Abstract

Tax reforms represent a fundamental strategy of a country’s fiscal consolidation and governance. In this study, we examine the effect of tax reforms on economic stability of Nigeria over a 16-year period, 2000-2015. The study used a transformed econometric linear model to assess how and to what extent tax reforms support economic stability, proxied by gross domestic product (GDP). We identify company income tax and petroleum profit tax as key levers to Nigeria’s fiscal stability. However, while VAT reforms have positive relationship with economic stability, the effect is negligible. Although every tax reform has a positive effect on revenue accretion, greater attention should be paid to those components of fiscal reform that have prospective significant positive consequences on economic growth and stability as against a blanket reform proposal that includes aspects with a potential negative outcome.

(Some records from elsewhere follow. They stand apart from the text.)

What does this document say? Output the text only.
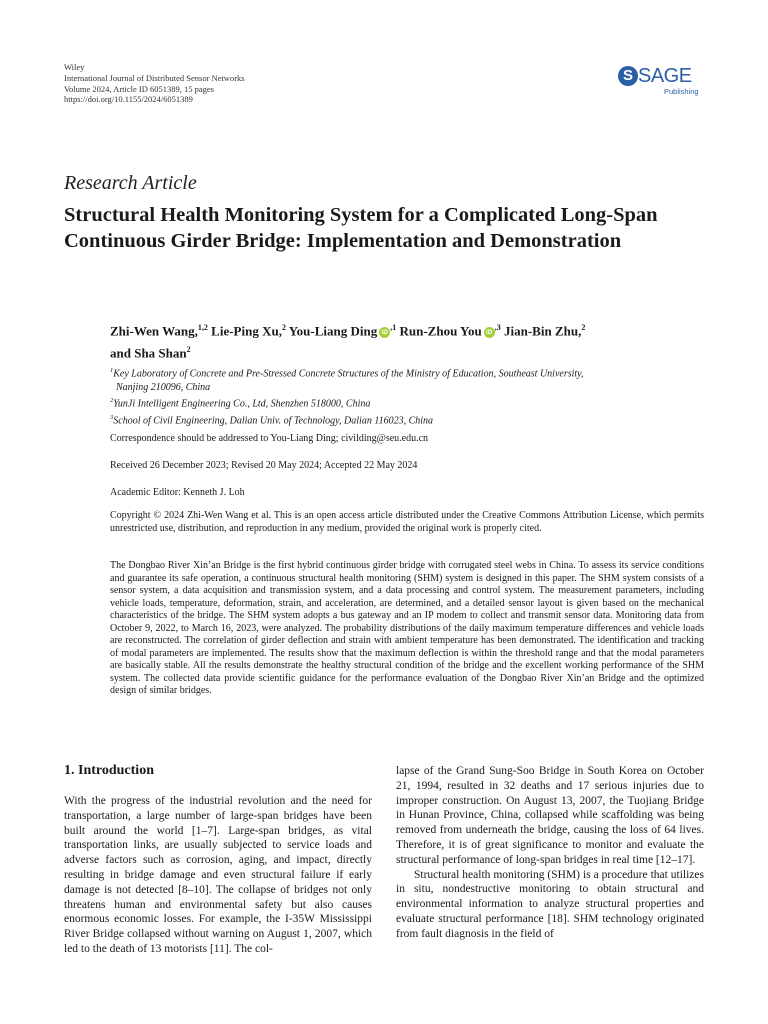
Wiley
International Journal of Distributed Sensor Networks
Volume 2024, Article ID 6051389, 15 pages
https://doi.org/10.1155/2024/6051389
S SAGE
Publishing
Research Article
Structural Health Monitoring System for a Complicated Long-Span Continuous Girder Bridge: Implementation and Demonstration
Zhi-Wen Wang,$^{1,2}$ Lie-Ping Xu,$^2$ You-Liang Ding $iD^{,1}$ Run-Zhou You $iD^{,3}$ Jian-Bin Zhu,$^2$
and Sha Shan$^2$
$^1$Key Laboratory of Concrete and Pre-Stressed Concrete Structures of the Ministry of Education, Southeast University,
Nanjing 210096, China
$^2$YunJi Intelligent Engineering Co., Ltd, Shenzhen 518000, China
$^3$School of Civil Engineering, Dalian Univ. of Technology, Dalian 116023, China
Correspondence should be addressed to You-Liang Ding; civilding@seu.edu.cn
Received 26 December 2023; Revised 20 May 2024; Accepted 22 May 2024
Academic Editor: Kenneth J. Loh
Copyright © 2024 Zhi-Wen Wang et al. This is an open access article distributed under the Creative Commons Attribution License, which permits unrestricted use, distribution, and reproduction in any medium, provided the original work is properly cited.
The Dongbao River Xin’an Bridge is the first hybrid continuous girder bridge with corrugated steel webs in China. To assess its service conditions and guarantee its safe operation, a continuous structural health monitoring (SHM) system is designed in this paper. The SHM system consists of a sensor system, a data acquisition and transmission system, and a data processing and control system. The measurement parameters, including vehicle loads, temperature, deformation, strain, and acceleration, are determined, and a detailed sensor layout is given based on the mechanical characteristics of the bridge. The SHM system adopts a bus gateway and an IP modem to collect and transmit sensor data. Monitoring data from October 9, 2022, to March 16, 2023, were analyzed. The probability distributions of the daily maximum temperature differences and vehicle loads are reconstructed. The correlation of girder deflection and strain with ambient temperature has been demonstrated. The identification and tracking of modal parameters are implemented. The results show that the maximum deflection is within the threshold range and that the modal parameters are basically stable. All the results demonstrate the healthy structural condition of the bridge and the excellent working performance of the SHM system. The collected data provide scientific guidance for the performance evaluation of the Dongbao River Xin’an Bridge and the optimized design of similar bridges.
1. Introduction

With the progress of the industrial revolution and the need for transportation, a large number of large-span bridges have been built around the world [1–7]. Large-span bridges, as vital transportation links, are usually subjected to service loads and adverse factors such as corrosion, aging, and impact, directly resulting in bridge damage and even structural failure if early damage is not detected [8–10]. The collapse of bridges not only threatens human and environmental safety but also causes enormous economic losses. For example, the I-35W Mississippi River Bridge collapsed without warning on August 1, 2007, which led to the death of 13 motorists [11]. The col-

lapse of the Grand Sung-Soo Bridge in South Korea on October 21, 1994, resulted in 32 deaths and 17 serious injuries due to improper construction. On August 13, 2007, the Tuojiang Bridge in Hunan Province, China, collapsed while scaffolding was being removed from underneath the bridge, causing the loss of 64 lives. Therefore, it is of great significance to monitor and evaluate the structural performance of long-span bridges in real time [12–17].

Structural health monitoring (SHM) is a procedure that utilizes in situ, nondestructive monitoring to obtain structural and environmental information to analyze structural properties and evaluate structural performance [18]. SHM technology originated from fault diagnosis in the field of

A decision-analytic prognosis about the governance architecture of Nigeria’s tax ecosystem suggests (a) that effective and efficient tax administration, as a component of fiscal policy, is central to a country’s fiscal management, macroeconomic growth and stability, and (b) an urgent improvement to validate the certainty and administrative integrity and transparency of the tax regime. In general, macroeconomic reforms, more so in SSA countries, must develop targeted and industry-focused fiscal initiatives and programmes that will stimulate productivity, competitiveness, efficiency, employment growth.